Explainer: What's R1 & Everything Else?

Explainer: What's R1 & Everything Else?

Is AI making you dizzy? A lot of industry insiders are feeling the same. R1 just came out a few days ago out of nowhere, and then there’s o1 and o3, but no o2. Gosh! It’s hard to know what’s going on. This post aims to be a guide for recent AI develoments. It’s written for people who feel like they should know what’s going on, but don’t, because it’s insane out there.

Timeline

The last few months:

  • Sept 12, ‘24: o1-preview launched
  • Dec 5, ‘24: o1 (full version) launched, along with o1-pro
  • Dec 20, ‘24: o3 announced, saturates ARC-AGI, hailed as “AGI”
  • Dec 26, ‘24: DeepSeek V3 launched
  • Jan 20, ‘25: DeepSeek R1 launched, matches o1 but open source
  • Jan 25, ‘25: Hong Kong University replicates R1 results
  • Jan 25, ‘25: Huggingface announces open-r1 to replicate R1, fully open source

Also, for clarity:

  • o1, o3 & R1 are reasoning models
  • DeepSeek V3 is a LLM, a base model. Reasoning models are fine-tuned from base models.
  • ARC-AGI is a benchmark that’s designed to be simple for humans but excruciatingly difficult for AI. In other words, when AI crushes this benchmark, it’s able to do what humans do.

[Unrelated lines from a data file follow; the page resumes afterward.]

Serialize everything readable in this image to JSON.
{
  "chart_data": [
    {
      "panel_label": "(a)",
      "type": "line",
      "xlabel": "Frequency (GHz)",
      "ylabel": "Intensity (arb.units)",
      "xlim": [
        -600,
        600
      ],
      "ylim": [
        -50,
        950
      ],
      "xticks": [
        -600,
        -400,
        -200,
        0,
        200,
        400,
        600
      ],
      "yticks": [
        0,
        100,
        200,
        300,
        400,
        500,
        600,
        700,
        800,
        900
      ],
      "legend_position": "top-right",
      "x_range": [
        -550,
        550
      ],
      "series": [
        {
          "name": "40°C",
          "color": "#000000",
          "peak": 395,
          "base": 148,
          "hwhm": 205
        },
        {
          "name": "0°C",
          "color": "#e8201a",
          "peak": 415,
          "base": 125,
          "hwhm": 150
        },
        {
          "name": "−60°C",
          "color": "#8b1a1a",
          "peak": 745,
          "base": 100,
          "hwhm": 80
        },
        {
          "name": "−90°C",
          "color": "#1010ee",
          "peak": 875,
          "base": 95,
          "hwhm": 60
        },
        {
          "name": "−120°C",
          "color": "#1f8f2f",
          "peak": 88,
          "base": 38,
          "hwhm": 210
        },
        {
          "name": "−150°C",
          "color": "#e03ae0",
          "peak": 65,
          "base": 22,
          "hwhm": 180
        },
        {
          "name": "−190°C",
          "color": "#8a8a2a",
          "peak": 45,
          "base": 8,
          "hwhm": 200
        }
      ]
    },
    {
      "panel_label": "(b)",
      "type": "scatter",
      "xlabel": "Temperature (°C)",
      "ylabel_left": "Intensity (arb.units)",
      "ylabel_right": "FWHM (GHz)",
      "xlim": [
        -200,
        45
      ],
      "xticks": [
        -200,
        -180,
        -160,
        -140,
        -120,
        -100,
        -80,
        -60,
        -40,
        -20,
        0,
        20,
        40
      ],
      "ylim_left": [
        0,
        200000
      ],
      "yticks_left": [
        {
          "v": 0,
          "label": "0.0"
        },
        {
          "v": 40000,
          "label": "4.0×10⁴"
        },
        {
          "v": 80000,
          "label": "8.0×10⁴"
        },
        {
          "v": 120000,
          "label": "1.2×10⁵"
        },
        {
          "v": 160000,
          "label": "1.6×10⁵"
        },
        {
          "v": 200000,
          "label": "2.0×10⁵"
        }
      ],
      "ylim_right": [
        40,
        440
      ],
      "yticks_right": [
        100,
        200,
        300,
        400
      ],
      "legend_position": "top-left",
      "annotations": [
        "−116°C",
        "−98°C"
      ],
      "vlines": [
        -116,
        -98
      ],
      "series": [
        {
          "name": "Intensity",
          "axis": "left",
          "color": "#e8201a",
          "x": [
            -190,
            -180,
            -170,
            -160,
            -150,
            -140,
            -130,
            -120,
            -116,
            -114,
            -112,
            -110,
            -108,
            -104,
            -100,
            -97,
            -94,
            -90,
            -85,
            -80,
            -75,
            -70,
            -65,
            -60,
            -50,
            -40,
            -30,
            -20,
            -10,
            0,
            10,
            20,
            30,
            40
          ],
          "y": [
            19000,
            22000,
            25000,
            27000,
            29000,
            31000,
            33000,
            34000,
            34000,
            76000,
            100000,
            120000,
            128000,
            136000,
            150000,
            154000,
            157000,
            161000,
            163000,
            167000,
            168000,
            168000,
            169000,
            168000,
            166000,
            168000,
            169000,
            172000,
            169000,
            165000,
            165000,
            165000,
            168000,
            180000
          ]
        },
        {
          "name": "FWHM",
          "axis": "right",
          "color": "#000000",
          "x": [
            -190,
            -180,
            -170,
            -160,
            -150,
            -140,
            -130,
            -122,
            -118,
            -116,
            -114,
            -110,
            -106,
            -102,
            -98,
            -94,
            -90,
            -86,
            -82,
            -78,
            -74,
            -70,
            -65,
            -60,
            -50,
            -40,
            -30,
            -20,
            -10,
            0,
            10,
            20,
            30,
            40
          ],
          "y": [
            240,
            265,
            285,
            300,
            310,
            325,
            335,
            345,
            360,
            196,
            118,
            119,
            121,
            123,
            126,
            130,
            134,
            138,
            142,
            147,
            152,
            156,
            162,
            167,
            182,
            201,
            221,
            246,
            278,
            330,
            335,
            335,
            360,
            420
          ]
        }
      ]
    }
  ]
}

EDIT: That’s an incorrect understanding of ARC-AGI (thanks Simon Wilison for pointing that out!). Here’s what Francois Chollet says:

I don’t think people really appreciate how simple ARC-AGI-1 was, and what solving it really means.

It was designed as the simplest, most basic assessment of fluid intelligence possible. Failure to pass signifies a near-total inability to adapt or problem-solve in unfamiliar situations.

Reasoning & Agents

Let’s break it down.

Reasoning Models != Agents

Reasoning models are able to “think” before respoding. LLMs think by generating tokens. So we’ve training models to generate a ton of tokens in hopes that they stumble into the right answer. The thing is, it works.

AI Agents are defined by two things:

  1. Autonomy (agency) to make decisions and complete a task
  2. Ability to interact with the outside world

LLMs & reasoning models alone only generate tokens and therefore have no ability to do either of these things. They need software in order to make decisions real and give it interaction abilities.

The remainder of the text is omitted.